Abstract: The macroscopic nonlinear pyroelectric polarization of wurtzite AlxGa1-xN, InxGa1-xN and AlxIn1-xN ternary compounds (large spontaneous polarization and piezoelectric coupling) dramatically affects the optical and electrical properties of multilayered Al(In)GaN/GaN hetero-, nanostructures and devices, due to the huge built-in electrostatic fields and bound interface charges caused by gradients in polarization at surfaces and heterointerfaces. Models of polarization-induced effects in GaN-based devices so far have assumed that polarization in ternary nitride alloys can be calculated by a linear interpolation between the limiting values of the binary compounds. We present theoretical and experimental evidence that the macroscopic polarization in nitride alloys is a nonlinear function of strain and composition. We have applied these results to interpret experimental data obtained in a number of InGaN/GaN quantum wells?(QWs) as well as AlInN/GaN and AlGaN/GaN transistor structures. We find that the discrepancies between experiment and ab initio theory present so far are almost completely eliminated for the AlGaN/GaN-based heterostructures when the nonlinearity of polarization is accounted for. The realization of undoped lattice-matched AlInN/GaN heterostructures further allows us to prove the existence of a gradient in spontaneous polarization by the experimental observation of two-dimensional electron gases?(2DEGs).
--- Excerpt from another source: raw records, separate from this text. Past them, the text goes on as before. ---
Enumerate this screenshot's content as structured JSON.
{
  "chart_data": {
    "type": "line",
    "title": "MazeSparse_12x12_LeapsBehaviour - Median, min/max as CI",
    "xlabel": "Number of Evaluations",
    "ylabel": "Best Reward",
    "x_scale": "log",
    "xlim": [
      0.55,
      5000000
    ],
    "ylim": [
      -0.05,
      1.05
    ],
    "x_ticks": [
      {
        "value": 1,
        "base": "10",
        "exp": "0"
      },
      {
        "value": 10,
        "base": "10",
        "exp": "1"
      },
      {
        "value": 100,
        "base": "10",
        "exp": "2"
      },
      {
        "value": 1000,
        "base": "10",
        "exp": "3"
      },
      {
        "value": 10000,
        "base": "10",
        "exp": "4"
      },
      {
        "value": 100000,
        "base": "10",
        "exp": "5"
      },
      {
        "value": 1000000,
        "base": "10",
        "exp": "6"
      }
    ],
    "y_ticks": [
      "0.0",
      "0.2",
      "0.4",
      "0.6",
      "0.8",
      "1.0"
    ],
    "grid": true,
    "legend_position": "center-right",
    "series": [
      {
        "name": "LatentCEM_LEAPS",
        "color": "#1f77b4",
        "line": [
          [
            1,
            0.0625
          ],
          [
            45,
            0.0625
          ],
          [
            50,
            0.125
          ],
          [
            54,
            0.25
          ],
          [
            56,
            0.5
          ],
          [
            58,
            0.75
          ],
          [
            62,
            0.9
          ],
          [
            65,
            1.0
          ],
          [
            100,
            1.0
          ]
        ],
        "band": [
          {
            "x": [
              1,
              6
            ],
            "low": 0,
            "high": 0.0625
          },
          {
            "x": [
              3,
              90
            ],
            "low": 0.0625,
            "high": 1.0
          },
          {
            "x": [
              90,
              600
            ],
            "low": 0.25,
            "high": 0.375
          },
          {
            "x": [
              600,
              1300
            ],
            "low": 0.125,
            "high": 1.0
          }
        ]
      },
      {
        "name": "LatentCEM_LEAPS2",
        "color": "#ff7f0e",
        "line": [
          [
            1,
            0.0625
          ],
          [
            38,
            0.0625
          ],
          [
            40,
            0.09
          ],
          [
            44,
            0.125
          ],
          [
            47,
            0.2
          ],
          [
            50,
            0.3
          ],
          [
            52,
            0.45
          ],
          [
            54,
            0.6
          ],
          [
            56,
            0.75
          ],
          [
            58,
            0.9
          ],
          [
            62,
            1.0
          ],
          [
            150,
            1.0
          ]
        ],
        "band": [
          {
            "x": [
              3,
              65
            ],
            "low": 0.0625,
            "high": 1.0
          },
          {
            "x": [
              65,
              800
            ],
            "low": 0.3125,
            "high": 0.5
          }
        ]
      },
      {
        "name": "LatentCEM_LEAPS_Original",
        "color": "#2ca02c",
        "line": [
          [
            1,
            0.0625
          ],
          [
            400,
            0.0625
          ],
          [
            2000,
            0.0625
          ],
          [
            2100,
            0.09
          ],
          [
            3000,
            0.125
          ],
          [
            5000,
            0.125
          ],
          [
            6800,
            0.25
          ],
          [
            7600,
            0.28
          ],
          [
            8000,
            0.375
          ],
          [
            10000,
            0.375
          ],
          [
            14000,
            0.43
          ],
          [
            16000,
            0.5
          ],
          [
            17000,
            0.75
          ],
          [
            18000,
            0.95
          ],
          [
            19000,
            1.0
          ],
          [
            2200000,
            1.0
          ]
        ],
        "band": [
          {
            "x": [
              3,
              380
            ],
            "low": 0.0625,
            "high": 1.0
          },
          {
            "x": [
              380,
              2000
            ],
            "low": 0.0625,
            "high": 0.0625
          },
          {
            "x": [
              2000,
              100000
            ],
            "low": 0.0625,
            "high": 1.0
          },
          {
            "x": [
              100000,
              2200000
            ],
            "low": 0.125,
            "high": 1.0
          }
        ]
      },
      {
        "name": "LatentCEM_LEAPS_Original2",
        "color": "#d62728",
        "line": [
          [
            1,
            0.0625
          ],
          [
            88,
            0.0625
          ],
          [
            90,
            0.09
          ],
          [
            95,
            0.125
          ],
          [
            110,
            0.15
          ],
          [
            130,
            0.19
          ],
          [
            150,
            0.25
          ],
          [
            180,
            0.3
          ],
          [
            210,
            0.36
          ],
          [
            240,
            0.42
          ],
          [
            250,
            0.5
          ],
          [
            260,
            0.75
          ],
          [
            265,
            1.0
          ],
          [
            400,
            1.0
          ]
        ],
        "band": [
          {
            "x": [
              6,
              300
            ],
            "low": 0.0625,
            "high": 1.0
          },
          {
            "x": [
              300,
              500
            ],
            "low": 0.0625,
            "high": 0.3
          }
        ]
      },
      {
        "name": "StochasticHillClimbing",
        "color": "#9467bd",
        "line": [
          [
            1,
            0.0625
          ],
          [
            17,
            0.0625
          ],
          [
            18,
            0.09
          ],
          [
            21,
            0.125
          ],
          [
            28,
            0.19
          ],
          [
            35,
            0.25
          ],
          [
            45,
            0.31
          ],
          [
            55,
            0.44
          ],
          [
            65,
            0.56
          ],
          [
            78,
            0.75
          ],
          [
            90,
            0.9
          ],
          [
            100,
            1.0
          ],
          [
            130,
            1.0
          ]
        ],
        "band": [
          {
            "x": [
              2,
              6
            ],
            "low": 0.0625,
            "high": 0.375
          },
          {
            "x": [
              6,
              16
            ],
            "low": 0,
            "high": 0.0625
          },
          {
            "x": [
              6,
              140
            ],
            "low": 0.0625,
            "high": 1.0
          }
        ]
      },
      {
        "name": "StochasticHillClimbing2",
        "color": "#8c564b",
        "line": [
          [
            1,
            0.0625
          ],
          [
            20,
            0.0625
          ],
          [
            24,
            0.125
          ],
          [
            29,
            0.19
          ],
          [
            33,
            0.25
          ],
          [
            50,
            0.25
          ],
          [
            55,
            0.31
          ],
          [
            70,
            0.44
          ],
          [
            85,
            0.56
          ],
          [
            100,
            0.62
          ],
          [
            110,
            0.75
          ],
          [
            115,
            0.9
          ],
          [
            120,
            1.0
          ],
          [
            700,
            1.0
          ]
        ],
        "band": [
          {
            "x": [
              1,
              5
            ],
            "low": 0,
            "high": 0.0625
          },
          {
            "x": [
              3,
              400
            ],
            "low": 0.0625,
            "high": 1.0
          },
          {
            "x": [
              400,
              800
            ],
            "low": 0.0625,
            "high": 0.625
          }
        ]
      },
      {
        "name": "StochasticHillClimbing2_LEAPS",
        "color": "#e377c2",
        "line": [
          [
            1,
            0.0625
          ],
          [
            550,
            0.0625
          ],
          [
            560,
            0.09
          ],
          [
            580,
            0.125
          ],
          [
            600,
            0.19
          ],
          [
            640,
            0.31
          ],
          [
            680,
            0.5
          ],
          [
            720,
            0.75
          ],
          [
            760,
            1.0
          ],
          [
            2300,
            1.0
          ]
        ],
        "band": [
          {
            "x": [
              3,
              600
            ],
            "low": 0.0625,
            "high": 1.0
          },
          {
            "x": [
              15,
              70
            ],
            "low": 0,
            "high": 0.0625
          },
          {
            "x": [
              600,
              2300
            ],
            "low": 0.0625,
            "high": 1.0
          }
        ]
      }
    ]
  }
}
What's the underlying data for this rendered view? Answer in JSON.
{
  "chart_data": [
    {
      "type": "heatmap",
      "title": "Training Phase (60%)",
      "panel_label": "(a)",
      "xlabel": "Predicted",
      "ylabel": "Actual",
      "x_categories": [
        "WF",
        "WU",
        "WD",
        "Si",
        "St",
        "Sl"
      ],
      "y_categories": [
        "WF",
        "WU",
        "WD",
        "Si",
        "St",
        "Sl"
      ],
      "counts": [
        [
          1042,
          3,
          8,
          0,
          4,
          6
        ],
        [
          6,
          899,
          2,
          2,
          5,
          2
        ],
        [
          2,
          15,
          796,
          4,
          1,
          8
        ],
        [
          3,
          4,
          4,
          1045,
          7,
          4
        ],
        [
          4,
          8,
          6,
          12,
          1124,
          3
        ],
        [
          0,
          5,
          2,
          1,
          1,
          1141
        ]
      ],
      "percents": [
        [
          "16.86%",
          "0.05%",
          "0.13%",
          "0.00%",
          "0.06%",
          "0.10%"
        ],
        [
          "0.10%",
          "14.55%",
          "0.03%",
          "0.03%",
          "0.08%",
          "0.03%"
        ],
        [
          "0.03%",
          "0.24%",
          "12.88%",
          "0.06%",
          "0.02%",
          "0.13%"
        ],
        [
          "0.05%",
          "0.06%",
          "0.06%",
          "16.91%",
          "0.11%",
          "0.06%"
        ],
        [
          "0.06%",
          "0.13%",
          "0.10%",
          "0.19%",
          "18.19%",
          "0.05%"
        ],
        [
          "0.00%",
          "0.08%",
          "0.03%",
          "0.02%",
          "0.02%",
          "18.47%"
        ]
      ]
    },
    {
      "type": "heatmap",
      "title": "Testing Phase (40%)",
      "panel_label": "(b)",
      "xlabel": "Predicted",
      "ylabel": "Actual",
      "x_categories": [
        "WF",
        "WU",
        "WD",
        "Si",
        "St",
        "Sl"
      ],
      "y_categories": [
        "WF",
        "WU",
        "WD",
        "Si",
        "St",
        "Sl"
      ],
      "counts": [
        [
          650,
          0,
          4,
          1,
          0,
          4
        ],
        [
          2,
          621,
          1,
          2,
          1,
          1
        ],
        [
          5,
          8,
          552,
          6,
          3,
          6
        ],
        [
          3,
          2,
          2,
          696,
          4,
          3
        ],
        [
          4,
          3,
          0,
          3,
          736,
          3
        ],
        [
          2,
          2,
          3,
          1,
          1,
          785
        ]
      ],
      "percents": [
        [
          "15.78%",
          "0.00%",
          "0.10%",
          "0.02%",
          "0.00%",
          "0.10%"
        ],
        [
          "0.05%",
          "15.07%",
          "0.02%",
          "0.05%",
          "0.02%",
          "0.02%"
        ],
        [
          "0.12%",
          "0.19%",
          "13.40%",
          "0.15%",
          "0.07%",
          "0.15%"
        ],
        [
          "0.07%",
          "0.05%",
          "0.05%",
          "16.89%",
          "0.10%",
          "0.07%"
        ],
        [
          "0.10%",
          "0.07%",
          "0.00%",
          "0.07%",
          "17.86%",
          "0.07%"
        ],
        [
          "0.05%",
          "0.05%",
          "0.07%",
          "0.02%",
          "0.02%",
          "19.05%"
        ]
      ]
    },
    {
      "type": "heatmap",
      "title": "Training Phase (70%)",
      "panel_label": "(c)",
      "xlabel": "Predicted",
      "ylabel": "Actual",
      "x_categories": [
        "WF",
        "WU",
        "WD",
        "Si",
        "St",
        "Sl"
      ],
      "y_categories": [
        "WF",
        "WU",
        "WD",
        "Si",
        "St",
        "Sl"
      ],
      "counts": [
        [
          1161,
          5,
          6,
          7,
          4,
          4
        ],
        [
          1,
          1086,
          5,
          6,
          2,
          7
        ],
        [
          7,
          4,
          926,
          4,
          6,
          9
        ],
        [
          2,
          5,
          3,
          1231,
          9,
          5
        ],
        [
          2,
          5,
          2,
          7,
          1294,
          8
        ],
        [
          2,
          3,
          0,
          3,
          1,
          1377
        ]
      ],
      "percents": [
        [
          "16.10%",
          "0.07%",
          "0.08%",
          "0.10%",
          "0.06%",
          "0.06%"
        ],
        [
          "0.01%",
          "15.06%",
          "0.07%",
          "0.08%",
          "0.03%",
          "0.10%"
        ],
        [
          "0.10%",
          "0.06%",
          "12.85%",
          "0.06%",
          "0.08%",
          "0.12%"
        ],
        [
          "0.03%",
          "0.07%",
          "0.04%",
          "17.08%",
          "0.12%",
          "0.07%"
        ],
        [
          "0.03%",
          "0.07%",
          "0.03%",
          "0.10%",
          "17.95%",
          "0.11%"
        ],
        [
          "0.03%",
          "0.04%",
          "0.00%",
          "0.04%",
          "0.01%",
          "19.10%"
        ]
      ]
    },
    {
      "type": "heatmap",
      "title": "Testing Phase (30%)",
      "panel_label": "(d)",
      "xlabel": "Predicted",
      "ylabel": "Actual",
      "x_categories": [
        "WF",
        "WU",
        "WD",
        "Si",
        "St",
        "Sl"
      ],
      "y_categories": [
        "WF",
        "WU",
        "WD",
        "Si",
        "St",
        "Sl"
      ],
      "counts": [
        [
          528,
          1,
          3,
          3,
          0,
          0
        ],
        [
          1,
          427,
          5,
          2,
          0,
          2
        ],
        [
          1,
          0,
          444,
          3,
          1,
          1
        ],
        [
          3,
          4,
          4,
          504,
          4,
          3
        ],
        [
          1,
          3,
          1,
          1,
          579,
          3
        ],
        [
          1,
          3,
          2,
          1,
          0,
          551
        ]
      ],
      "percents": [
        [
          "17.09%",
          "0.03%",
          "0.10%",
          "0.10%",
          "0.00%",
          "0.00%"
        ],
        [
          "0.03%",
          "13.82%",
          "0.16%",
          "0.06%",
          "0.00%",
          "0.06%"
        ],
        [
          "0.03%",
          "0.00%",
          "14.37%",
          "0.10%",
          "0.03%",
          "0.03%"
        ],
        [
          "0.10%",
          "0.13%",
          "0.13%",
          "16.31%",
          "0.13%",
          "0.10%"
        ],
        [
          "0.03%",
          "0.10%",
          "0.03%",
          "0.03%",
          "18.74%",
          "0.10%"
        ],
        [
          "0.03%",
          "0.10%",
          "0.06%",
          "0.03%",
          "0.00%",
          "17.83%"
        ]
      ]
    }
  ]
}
The confinement of 2DEGs in InGaN/GaN QWs in combination with the measured Stark shift of excitonic recombination is used to determine the polarization-induced electric fields in nanostructures. To facilitate inclusion of the predicted nonlinear polarization in future simulations, we give an explicit prescription to calculate polarization-induced electric fields and bound interface charges for arbitrary composition in each of the ternary III-N alloys. In addition, the theoretical and experimental results presented here allow a detailed comparison of the predicted electric fields and bound interface charges with the measured Stark shift and the sheet carrier concentration of polarization-induced 2DEGs. This comparison provides an insight into the reliability of the calculated nonlinear piezoelectric and spontaneous polarization of group III nitride ternary alloys.